Потом, порывшись где-то на кухонной полке, занавешенной пыльной шторкой, тетя Валя достала два толстых альбома. Один — коричневый, обшитый как будто фетром, с самодельными металлическими буквами, приклеенными к обложке. «Память о службе», — читаю я. Дембельский альбом отца. Второй — красный, точь-в-точь такой же, как был у нас дома. «Наш свадебный альбом», — маминой рукой написано на его форзаце.

Так у меня снова появились семейные фотографии.

* * *

Оказывается, мой отец был настоящий Жан-Клод Ван Дамм. В дембельском альбоме есть его фотография в парадной форме. Портрет. Яркие улыбающиеся глаза с белками цвета свежего снега, прямой нос, идеальной формы губы, красные даже на черно-белой фотографии, чуть более женственные, чем нужно. Едва заметная морщинка от улыбки на левой щеке, небольшие аккуратные уши и сильная шея. Такой солдат прекрасно подошел бы для плаката, призывающего вступать в ряды Советской армии.

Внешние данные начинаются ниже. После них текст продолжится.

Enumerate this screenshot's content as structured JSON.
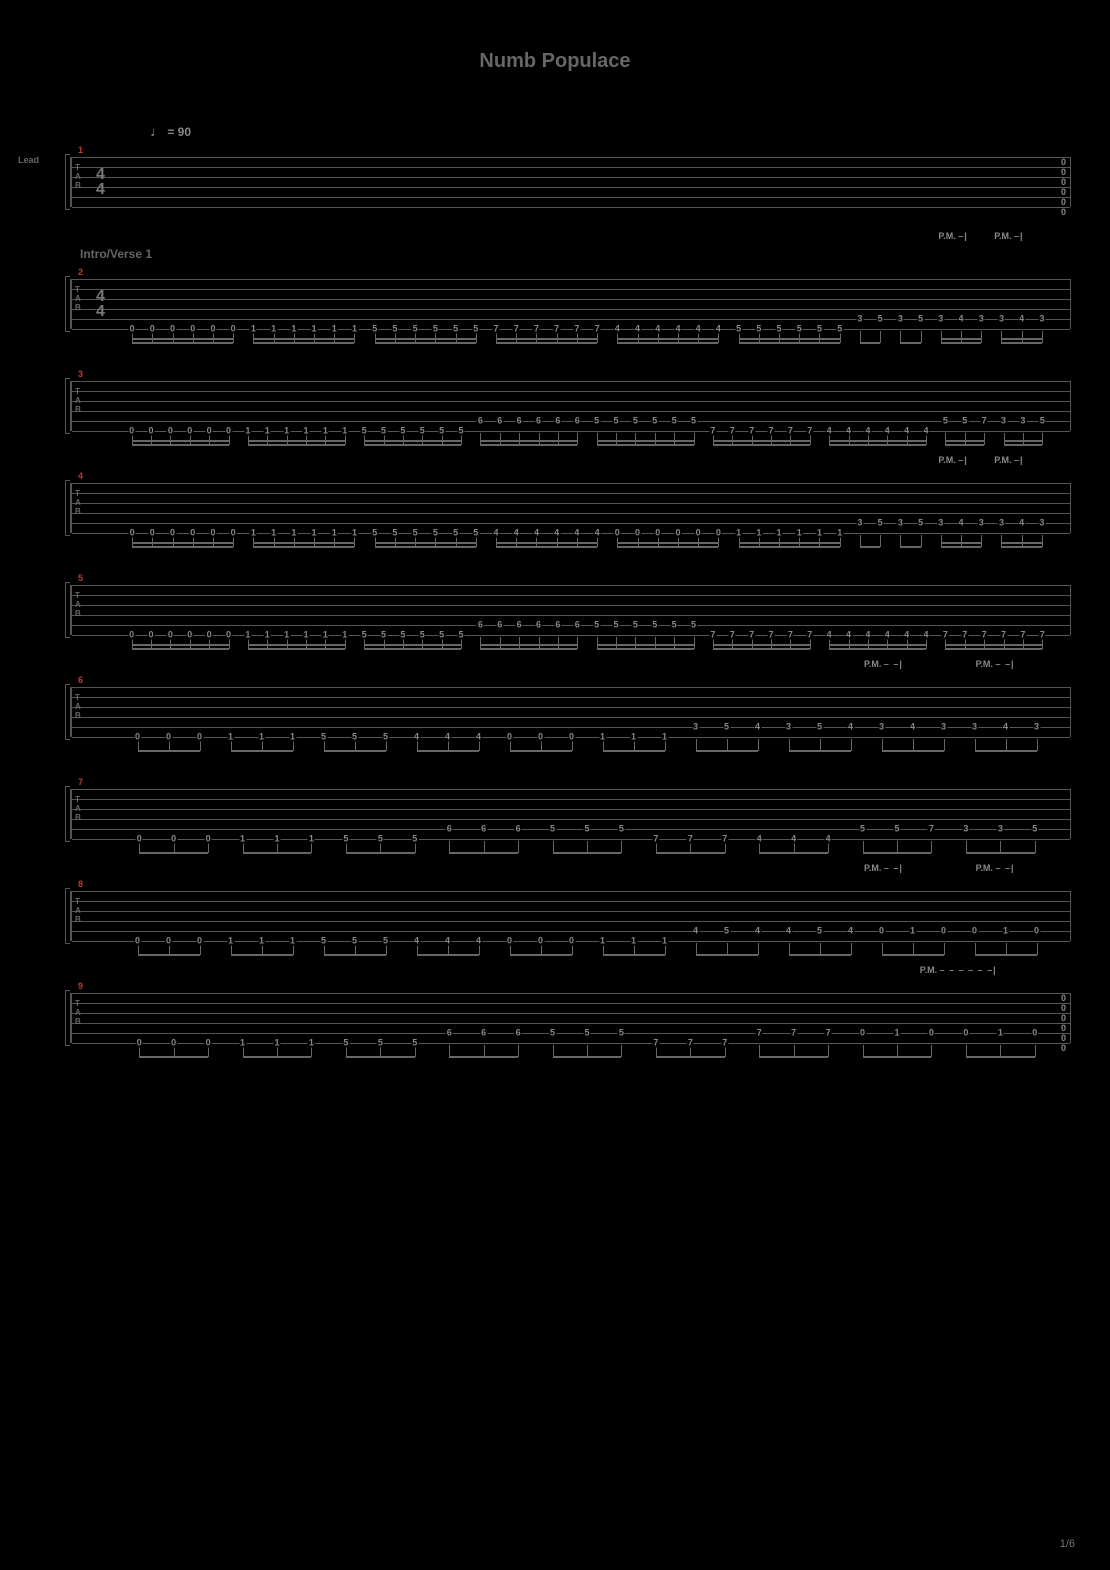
{
  "title": "Numb Populace",
  "tempo_label": "= 90",
  "track_label": "Lead",
  "section_label": "Intro/Verse 1",
  "page_number": "1/6",
  "tab_letters": "T\nA\nB",
  "pm_label": "P.M.",
  "time_sig_top": "4",
  "time_sig_bot": "4",
  "staff_colors": {
    "line": "#555",
    "text": "#888",
    "barnum": "#c0392b",
    "bg": "#000"
  },
  "bars": [
    {
      "num": "1",
      "timesig": true,
      "show_tempo": true,
      "notes": [],
      "end_chord": [
        "0",
        "0",
        "0",
        "0",
        "0",
        "0"
      ],
      "beams": []
    },
    {
      "num": "2",
      "timesig": true,
      "pm": [
        {
          "x": 88,
          "dash": "–|"
        },
        {
          "x": 94,
          "dash": "–|"
        }
      ],
      "notes_line": 5,
      "pattern": [
        {
          "g": [
            0,
            0,
            0,
            0,
            0,
            0
          ]
        },
        {
          "g": [
            1,
            1,
            1,
            1,
            1,
            1
          ]
        },
        {
          "g": [
            5,
            5,
            5,
            5,
            5,
            5
          ]
        },
        {
          "g": [
            7,
            7,
            7,
            7,
            7,
            7
          ]
        },
        {
          "g": [
            4,
            4,
            4,
            4,
            4,
            4
          ]
        },
        {
          "g": [
            5,
            5,
            5,
            5,
            5,
            5
          ]
        }
      ],
      "tail": [
        [
          3,
          5
        ],
        [
          3,
          5
        ],
        [
          3,
          4,
          3
        ],
        [
          3,
          4,
          3
        ]
      ],
      "tail_line": 4
    },
    {
      "num": "3",
      "notes_line": 5,
      "pattern": [
        {
          "g": [
            0,
            0,
            0,
            0,
            0,
            0
          ]
        },
        {
          "g": [
            1,
            1,
            1,
            1,
            1,
            1
          ]
        },
        {
          "g": [
            5,
            5,
            5,
            5,
            5,
            5
          ]
        },
        {
          "g": [
            6,
            6,
            6,
            6,
            6,
            6
          ],
          "line": 4
        },
        {
          "g": [
            5,
            5,
            5,
            5,
            5,
            5
          ],
          "line": 4
        },
        {
          "g": [
            7,
            7,
            7,
            7,
            7,
            7
          ]
        },
        {
          "g": [
            4,
            4,
            4,
            4,
            4,
            4
          ]
        }
      ],
      "tail": [
        [
          5,
          5,
          7
        ],
        [
          3,
          3,
          5
        ]
      ],
      "tail_line": 4
    },
    {
      "num": "4",
      "pm": [
        {
          "x": 88,
          "dash": "–|"
        },
        {
          "x": 94,
          "dash": "–|"
        }
      ],
      "notes_line": 5,
      "pattern": [
        {
          "g": [
            0,
            0,
            0,
            0,
            0,
            0
          ]
        },
        {
          "g": [
            1,
            1,
            1,
            1,
            1,
            1
          ]
        },
        {
          "g": [
            5,
            5,
            5,
            5,
            5,
            5
          ]
        },
        {
          "g": [
            4,
            4,
            4,
            4,
            4,
            4
          ]
        },
        {
          "g": [
            0,
            0,
            0,
            0,
            0,
            0
          ]
        },
        {
          "g": [
            1,
            1,
            1,
            1,
            1,
            1
          ]
        }
      ],
      "tail": [
        [
          3,
          5
        ],
        [
          3,
          5
        ],
        [
          3,
          4,
          3
        ],
        [
          3,
          4,
          3
        ]
      ],
      "tail_line": 4
    },
    {
      "num": "5",
      "notes_line": 5,
      "pattern": [
        {
          "g": [
            0,
            0,
            0,
            0,
            0,
            0
          ]
        },
        {
          "g": [
            1,
            1,
            1,
            1,
            1,
            1
          ]
        },
        {
          "g": [
            5,
            5,
            5,
            5,
            5,
            5
          ]
        },
        {
          "g": [
            6,
            6,
            6,
            6,
            6,
            6
          ],
          "line": 4
        },
        {
          "g": [
            5,
            5,
            5,
            5,
            5,
            5
          ],
          "line": 4
        },
        {
          "g": [
            7,
            7,
            7,
            7,
            7,
            7
          ]
        },
        {
          "g": [
            4,
            4,
            4,
            4,
            4,
            4
          ]
        },
        {
          "g": [
            7,
            7,
            7,
            7,
            7,
            7
          ]
        }
      ]
    },
    {
      "num": "6",
      "pm": [
        {
          "x": 80,
          "dash": "– –|"
        },
        {
          "x": 92,
          "dash": "– –|"
        }
      ],
      "notes_line": 5,
      "pattern_triplet": [
        {
          "g": [
            0,
            0,
            0
          ]
        },
        {
          "g": [
            1,
            1,
            1
          ]
        },
        {
          "g": [
            5,
            5,
            5
          ]
        },
        {
          "g": [
            4,
            4,
            4
          ]
        },
        {
          "g": [
            0,
            0,
            0
          ]
        },
        {
          "g": [
            1,
            1,
            1
          ]
        }
      ],
      "tail": [
        [
          3,
          5,
          4
        ],
        [
          3,
          5,
          4
        ],
        [
          3,
          4,
          3
        ],
        [
          3,
          4,
          3
        ]
      ],
      "tail_line": 4
    },
    {
      "num": "7",
      "notes_line": 5,
      "pattern_triplet": [
        {
          "g": [
            0,
            0,
            0
          ]
        },
        {
          "g": [
            1,
            1,
            1
          ]
        },
        {
          "g": [
            5,
            5,
            5
          ]
        },
        {
          "g": [
            6,
            6,
            6
          ],
          "line": 4
        },
        {
          "g": [
            5,
            5,
            5
          ],
          "line": 4
        },
        {
          "g": [
            7,
            7,
            7
          ]
        },
        {
          "g": [
            4,
            4,
            4
          ]
        }
      ],
      "tail": [
        [
          5,
          5,
          7
        ],
        [
          3,
          3,
          5
        ]
      ],
      "tail_line": 4
    },
    {
      "num": "8",
      "pm": [
        {
          "x": 80,
          "dash": "– –|"
        },
        {
          "x": 92,
          "dash": "– –|"
        }
      ],
      "notes_line": 5,
      "pattern_triplet": [
        {
          "g": [
            0,
            0,
            0
          ]
        },
        {
          "g": [
            1,
            1,
            1
          ]
        },
        {
          "g": [
            5,
            5,
            5
          ]
        },
        {
          "g": [
            4,
            4,
            4
          ]
        },
        {
          "g": [
            0,
            0,
            0
          ]
        },
        {
          "g": [
            1,
            1,
            1
          ]
        }
      ],
      "tail": [
        [
          4,
          5,
          4
        ],
        [
          4,
          5,
          4
        ],
        [
          0,
          1,
          0
        ],
        [
          0,
          1,
          0
        ]
      ],
      "tail_line": 4
    },
    {
      "num": "9",
      "pm": [
        {
          "x": 86,
          "dash": "– – – – – –|"
        }
      ],
      "notes_line": 5,
      "pattern_triplet": [
        {
          "g": [
            0,
            0,
            0
          ]
        },
        {
          "g": [
            1,
            1,
            1
          ]
        },
        {
          "g": [
            5,
            5,
            5
          ]
        },
        {
          "g": [
            6,
            6,
            6
          ],
          "line": 4
        },
        {
          "g": [
            5,
            5,
            5
          ],
          "line": 4
        },
        {
          "g": [
            7,
            7,
            7
          ]
        }
      ],
      "tail": [
        [
          7,
          7,
          7
        ],
        [
          0,
          1,
          0
        ],
        [
          0,
          1,
          0
        ]
      ],
      "tail_line": 4,
      "tail_last_upper": true,
      "end_chord": [
        "0",
        "0",
        "0",
        "0",
        "0",
        "0"
      ]
    }
  ]
}
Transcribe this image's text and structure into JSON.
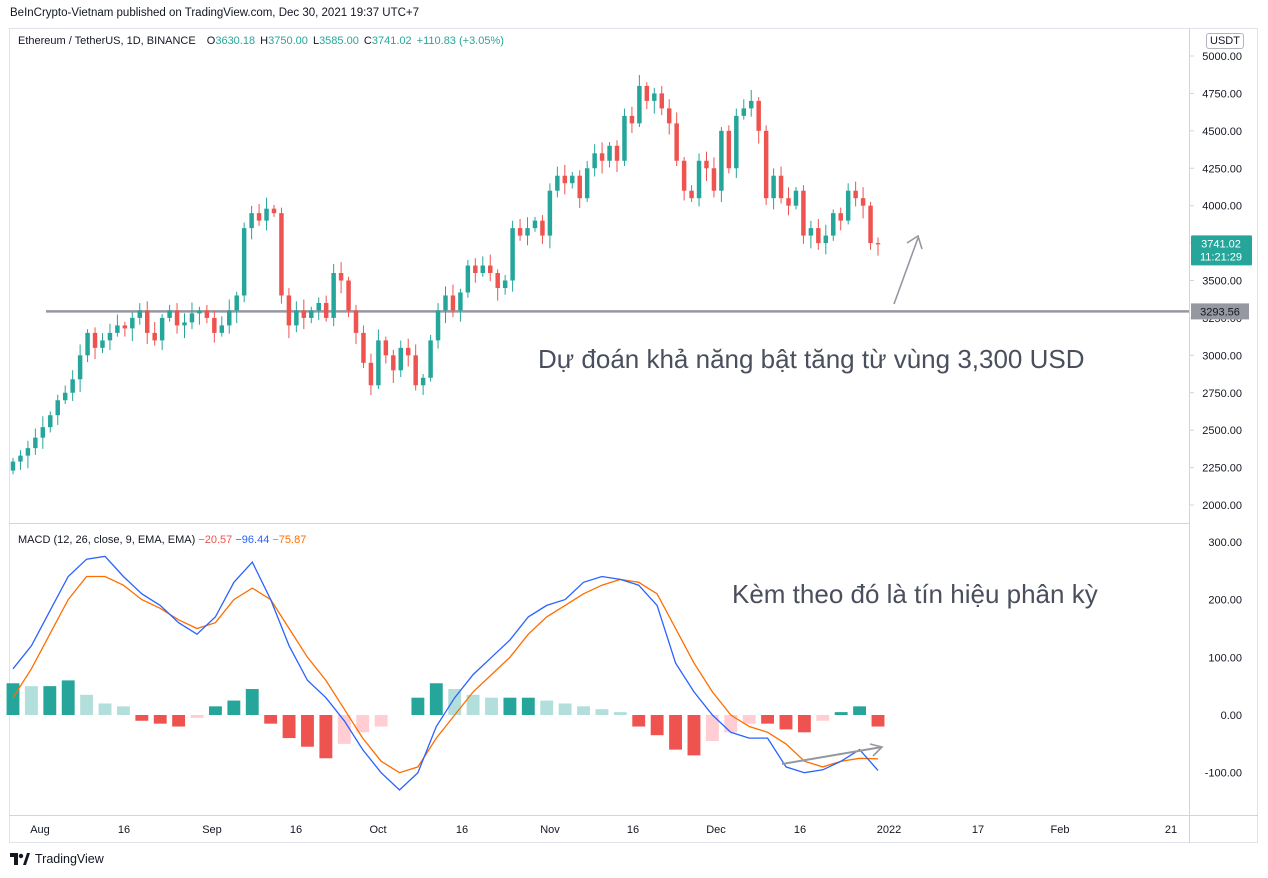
{
  "header": {
    "credit": "BeInCrypto-Vietnam published on TradingView.com, Dec 30, 2021 19:37 UTC+7"
  },
  "legend": {
    "symbol": "Ethereum / TetherUS, 1D, BINANCE",
    "o_label": "O",
    "o": "3630.18",
    "h_label": "H",
    "h": "3750.00",
    "l_label": "L",
    "l": "3585.00",
    "c_label": "C",
    "c": "3741.02",
    "change": "+110.83 (+3.05%)"
  },
  "currency": "USDT",
  "price_badge": {
    "price": "3741.02",
    "countdown": "11:21:29"
  },
  "level_badge": "3293.56",
  "annotations": {
    "main": "Dự đoán khả năng bật tăng từ vùng 3,300 USD",
    "macd": "Kèm theo đó là tín hiệu phân kỳ"
  },
  "macd_legend": {
    "label": "MACD (12, 26, close, 9, EMA, EMA)",
    "hist": "−20.57",
    "macd": "−96.44",
    "signal": "−75.87"
  },
  "footer": {
    "brand": "TradingView"
  },
  "colors": {
    "up": "#26a69a",
    "down": "#ef5350",
    "macd_line": "#2962ff",
    "signal_line": "#ff6d00",
    "hist_up_strong": "#26a69a",
    "hist_up_weak": "#b2dfdb",
    "hist_down_strong": "#ef5350",
    "hist_down_weak": "#ffcdd2",
    "level_line": "#9598a1",
    "badge": "#26a69a"
  },
  "chart_data": [
    {
      "type": "candlestick",
      "title": "Ethereum / TetherUS, 1D, BINANCE",
      "ylabel": "USDT",
      "ylim": [
        1900,
        5100
      ],
      "yticks": [
        "5000.00",
        "4750.00",
        "4500.00",
        "4250.00",
        "4000.00",
        "3750.00",
        "3500.00",
        "3250.00",
        "3000.00",
        "2750.00",
        "2500.00",
        "2250.00",
        "2000.00"
      ],
      "xticks": [
        "Aug",
        "16",
        "Sep",
        "16",
        "Oct",
        "16",
        "Nov",
        "16",
        "Dec",
        "16",
        "2022",
        "17",
        "Feb",
        "21"
      ],
      "support_level": 3293.56,
      "close": [
        2290,
        2330,
        2380,
        2450,
        2520,
        2600,
        2700,
        2750,
        2840,
        3000,
        3150,
        3050,
        3100,
        3150,
        3200,
        3180,
        3250,
        3300,
        3150,
        3100,
        3250,
        3300,
        3200,
        3220,
        3280,
        3300,
        3250,
        3150,
        3200,
        3300,
        3400,
        3850,
        3950,
        3900,
        3980,
        3950,
        3400,
        3200,
        3300,
        3250,
        3300,
        3350,
        3250,
        3550,
        3500,
        3300,
        3150,
        2950,
        2800,
        3100,
        3000,
        2900,
        3050,
        3000,
        2800,
        2850,
        3100,
        3300,
        3400,
        3300,
        3420,
        3600,
        3550,
        3600,
        3550,
        3450,
        3500,
        3850,
        3800,
        3850,
        3900,
        3800,
        4100,
        4200,
        4150,
        4200,
        4050,
        4250,
        4350,
        4300,
        4400,
        4300,
        4600,
        4550,
        4800,
        4700,
        4750,
        4650,
        4550,
        4300,
        4100,
        4050,
        4300,
        4250,
        4100,
        4500,
        4250,
        4600,
        4650,
        4700,
        4500,
        4050,
        4200,
        4050,
        4000,
        4100,
        3800,
        3850,
        3750,
        3800,
        3950,
        3900,
        4100,
        4050,
        4000,
        3750,
        3741
      ]
    },
    {
      "type": "line",
      "title": "MACD (12, 26, close, 9, EMA, EMA)",
      "ylim": [
        -170,
        310
      ],
      "yticks": [
        "300.00",
        "200.00",
        "100.00",
        "0.00",
        "-100.00"
      ],
      "series": [
        {
          "name": "MACD",
          "values": [
            80,
            120,
            180,
            240,
            270,
            275,
            240,
            210,
            190,
            160,
            140,
            170,
            230,
            265,
            200,
            120,
            60,
            30,
            -10,
            -60,
            -100,
            -130,
            -100,
            -20,
            30,
            70,
            100,
            130,
            170,
            190,
            200,
            230,
            240,
            235,
            225,
            190,
            90,
            40,
            0,
            -30,
            -40,
            -40,
            -90,
            -100,
            -95,
            -80,
            -60,
            -96
          ]
        },
        {
          "name": "Signal",
          "values": [
            30,
            80,
            140,
            200,
            240,
            240,
            225,
            200,
            185,
            165,
            150,
            160,
            200,
            220,
            200,
            150,
            100,
            60,
            10,
            -40,
            -80,
            -100,
            -90,
            -40,
            0,
            40,
            70,
            100,
            140,
            170,
            190,
            210,
            225,
            235,
            230,
            210,
            150,
            90,
            40,
            0,
            -20,
            -30,
            -50,
            -80,
            -90,
            -80,
            -75,
            -76
          ]
        },
        {
          "name": "Histogram",
          "values": [
            55,
            50,
            50,
            60,
            35,
            20,
            15,
            -10,
            -15,
            -20,
            -5,
            15,
            25,
            45,
            -15,
            -40,
            -55,
            -75,
            -50,
            -30,
            -20,
            0,
            30,
            55,
            45,
            35,
            30,
            30,
            30,
            25,
            20,
            15,
            10,
            5,
            -20,
            -35,
            -60,
            -70,
            -45,
            -30,
            -15,
            -15,
            -25,
            -30,
            -10,
            5,
            15,
            -20
          ]
        }
      ]
    }
  ]
}
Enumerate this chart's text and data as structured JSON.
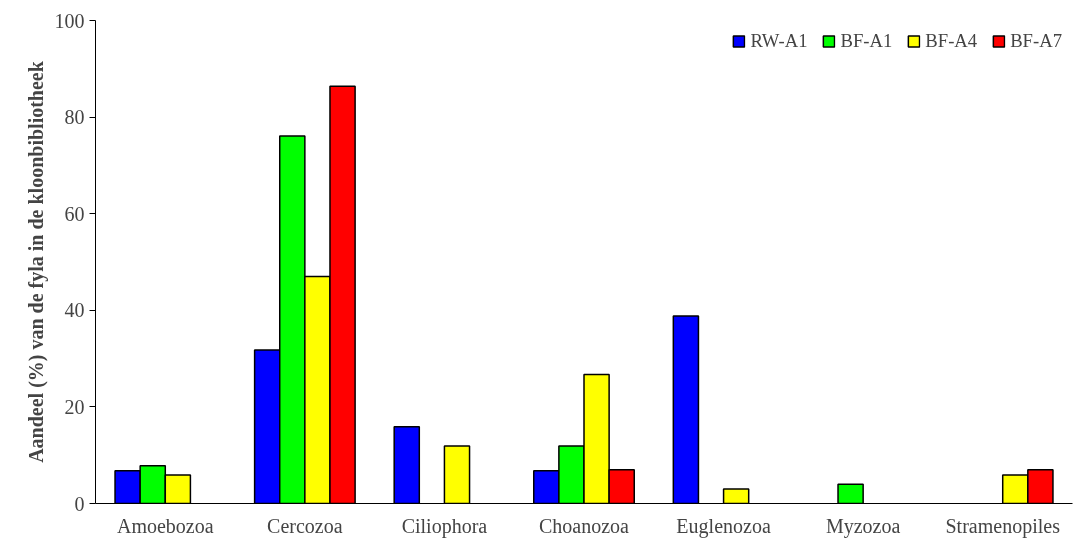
{
  "chart_data": {
    "type": "bar",
    "ylabel": "Aandeel (%) van de fyla in de kloonbibliotheek",
    "categories": [
      "Amoebozoa",
      "Cercozoa",
      "Ciliophora",
      "Choanozoa",
      "Euglenozoa",
      "Myzozoa",
      "Stramenopiles"
    ],
    "series": [
      {
        "name": "RW-A1",
        "color": "#0000ff",
        "values": [
          6.8,
          31.8,
          15.9,
          6.8,
          38.8,
          null,
          null
        ]
      },
      {
        "name": "BF-A1",
        "color": "#00ff00",
        "values": [
          7.8,
          76.1,
          null,
          11.9,
          null,
          4.0,
          null
        ]
      },
      {
        "name": "BF-A4",
        "color": "#ffff00",
        "values": [
          5.9,
          47.0,
          11.9,
          26.7,
          3.0,
          null,
          5.9
        ]
      },
      {
        "name": "BF-A7",
        "color": "#ff0000",
        "values": [
          null,
          86.4,
          null,
          7.0,
          null,
          null,
          7.0
        ]
      }
    ],
    "ylim": [
      0,
      100
    ],
    "yticks": [
      0,
      20,
      40,
      60,
      80,
      100
    ],
    "grid": false,
    "legend": "top right"
  }
}
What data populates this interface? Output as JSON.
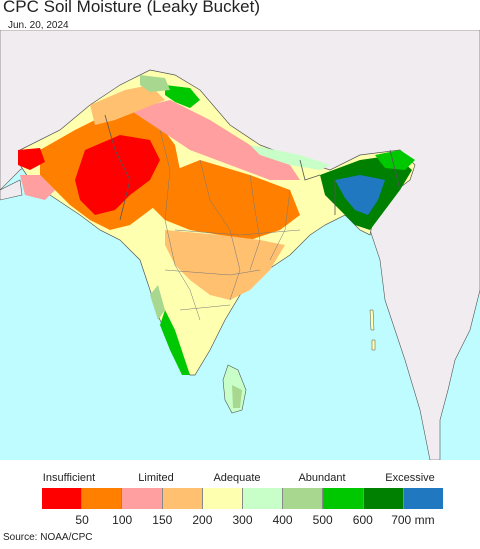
{
  "title": "CPC Soil Moisture (Leaky Bucket)",
  "date": "Jun. 20, 2024",
  "source": "Source: NOAA/CPC",
  "legend": {
    "categories": [
      "Insufficient",
      "Limited",
      "Adequate",
      "Abundant",
      "Excessive"
    ],
    "colors": [
      "#ff0000",
      "#ff8000",
      "#ff9fa0",
      "#ffc070",
      "#ffffb0",
      "#c8ffc8",
      "#a8d890",
      "#00c800",
      "#008000",
      "#1f78c0"
    ],
    "ticks": [
      "50",
      "100",
      "150",
      "200",
      "300",
      "400",
      "500",
      "600",
      "700 mm"
    ]
  },
  "colors": {
    "ocean": "#bffcff",
    "land_other": "#f0ecf0",
    "border": "#555555"
  }
}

В деревне Алешу называли Академиком. Он был лучшим учеником в школе, но уже лет с пятнадцати был не против выпить.

«Подбежит ко мне в коридоре, прижмет к стене, придвинется близко-близко и говорит: “Есть что выпить, Зин?” А я говорю — есть, мать брагу поставила, приходи вечером, вынесу. А он улыбнется всем лицом и поцелует меня прямо в губы», — двусмысленно глядя на меня, рассказывала статная и не по-деревенски ухоженная татарка Зинира, одноклассница отца. Она работала заведующей деревенским клубом, но не просто перекладывала и подписывала бумажки, а еще и руководила самодеятельным народным театром, разговаривала с «актерами» по-удмуртски без единой запинки, то и дело вставляя в речь татарское «Алла берса».

«Почему твоя мама не искала его совсем? Как мы его потеряли?» — театрально вздыхает она. Нет, Зина, я не буду тебе отвечать. Я не дам тебе повода посудачить обо мне с подружкой. Все равно ничего не поймешь.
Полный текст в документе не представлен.